Coffee with My 16 Year Old Self

I skipped yesterday because I FELL ASLEEP at 10pm in front of my iPad! That was unexpected. So I will write an extra long blog post about the Daily Post prompt, Good Tidings.


On Sunday, I met up with a 16 year old gothic-looking girl. We went to the local coffee shop. We had an hour together before her mom picked her up. As I ordered tea, she ordered Dr. Pepper. I smiled. It’s still our favorite drink. We decided to share a chocolate muffin.

She’s timid and shy as I smile at her. Her outfit is almost completely black except for her purple shirt. Her make-up, nails, accessories, pants, everything was black. She gave me a small smile. We both sat in an awkward silence as we waited for our order. I guess I didn’t really change in that regards, I thought. Our order finally came 3 minutes later.

“I know you won’t believe me but I’m you in 10 years.” I spoke suddenly. Her eyes widened as her face filled with disbelief.

“Yeah, sure,” She muttered. I continued to talk trying to convince her that we were the same. It wasn’t until I mentioned that one secret that we only knew that she believed me.

“So, how’s the future?” She asked quickly. She took a huge drink of the Dr. Pepper. I cringed a little.

“For one, you need to stop drinking Dr. Pepper every week. It’s really bad for you and your teeth will pay for it.  As far as life goes, it’s still challenging. You will continue to figure it out after you graduate college .”

She frowned, “I was hoping to have this figured out by my early 20s.”

I know.

“I see that my style changed.” She looked at my outfit in mild disgust. It was pretty colorful and preppy. Hers was a random mix of goth and punk. In fact, today it would be considered emo.

“Don’t worry, I still like my dark colors, just not as dark as you.” I smiled as I took a sip of my tea.

“You’re too smiley. It’s weird.”

“This is what happens when you realize that life is worth it. In fact, that is my second advice, learn to let go of grudges and hurts. It will make one part of your life easier. Also, let go of that contempt you feel for certain people. It’s not worth it. And in the end, you’ll learn to love them regardless of what happened.”

She knew who I was talking about and frowned even more… if that was possible. She took a bite out of our muffin.

“My third advice, don’t hide the talent you have. Nurture it. Don’t be scared of being yourself. Forget what people may think. Don’t be afraid to speak your mind and ask questions. That’s actually more challenging the older you get. Speak up.”

“Well, the future sounds exciting.” She said, sarcastically, “So, do I have anything exciting to look forward too?”

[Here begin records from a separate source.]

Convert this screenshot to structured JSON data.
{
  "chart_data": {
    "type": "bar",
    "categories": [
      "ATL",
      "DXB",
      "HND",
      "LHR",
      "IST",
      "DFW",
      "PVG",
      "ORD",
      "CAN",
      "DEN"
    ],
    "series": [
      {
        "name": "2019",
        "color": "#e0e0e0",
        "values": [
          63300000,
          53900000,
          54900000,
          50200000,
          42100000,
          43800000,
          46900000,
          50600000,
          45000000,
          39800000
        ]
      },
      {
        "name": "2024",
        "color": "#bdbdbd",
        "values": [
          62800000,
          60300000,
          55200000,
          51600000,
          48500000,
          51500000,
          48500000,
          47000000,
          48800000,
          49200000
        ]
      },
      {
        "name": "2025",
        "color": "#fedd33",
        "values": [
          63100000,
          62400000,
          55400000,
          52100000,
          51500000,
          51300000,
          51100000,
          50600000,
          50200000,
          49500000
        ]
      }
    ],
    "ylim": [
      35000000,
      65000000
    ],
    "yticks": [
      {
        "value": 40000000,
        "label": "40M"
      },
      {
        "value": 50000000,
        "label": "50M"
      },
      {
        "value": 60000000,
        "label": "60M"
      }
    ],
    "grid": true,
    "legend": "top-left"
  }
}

“Yes, your friends will be there for life. Sandy. Bryant. Brittni. They will be there for you even after they move out of town. You will also gain a best friend from college, She will be like a sister to you. She lives far away but is willing to travel to visit you and your family. There will also be new friends. Cherish them and try to get together with them. This is something I still need to do.”

For the first time, she smiled widely. She was relieved and I could tell. I didn’t want to share too much because I’m a big believer in finding out things yourself. I didn’t want to change the future that much. To be honest, I’m not sure if I would’ve listened to myself 10 years ago. Probably not.

We ate our snack as I asked her questions about her. She didn’t say much at first. But then after a while, she began to open up. Even though I knew most of the answers, I forgot some of them and enjoyed reminiscing about some of the fun time she shared. She spoke about her feelings and dreams as I interrupted her for one last time.

“My final advice is don’t be afraid to dream and dream big. Dream as big as you can and go for it. The world will try to tell you that it’s silly. Your family right now will tell you it’s a silly goal. But I promise you that right now, I’m dreaming of something big and I trust God that it will happen.”

I looked at the clock as our time came to an end. I looked outside and saw Mom pull into parking lot. I turned away not wanting her to see me. We said our goodbyes as she walked out the door. I closed my eyes in silence for 20 seconds as whisked away back into my room.


The original title for this blog was “Conversations with my 16 year old self” as a small tribute to “Conversations” by Pink. I love this song when I’m in the mood for it.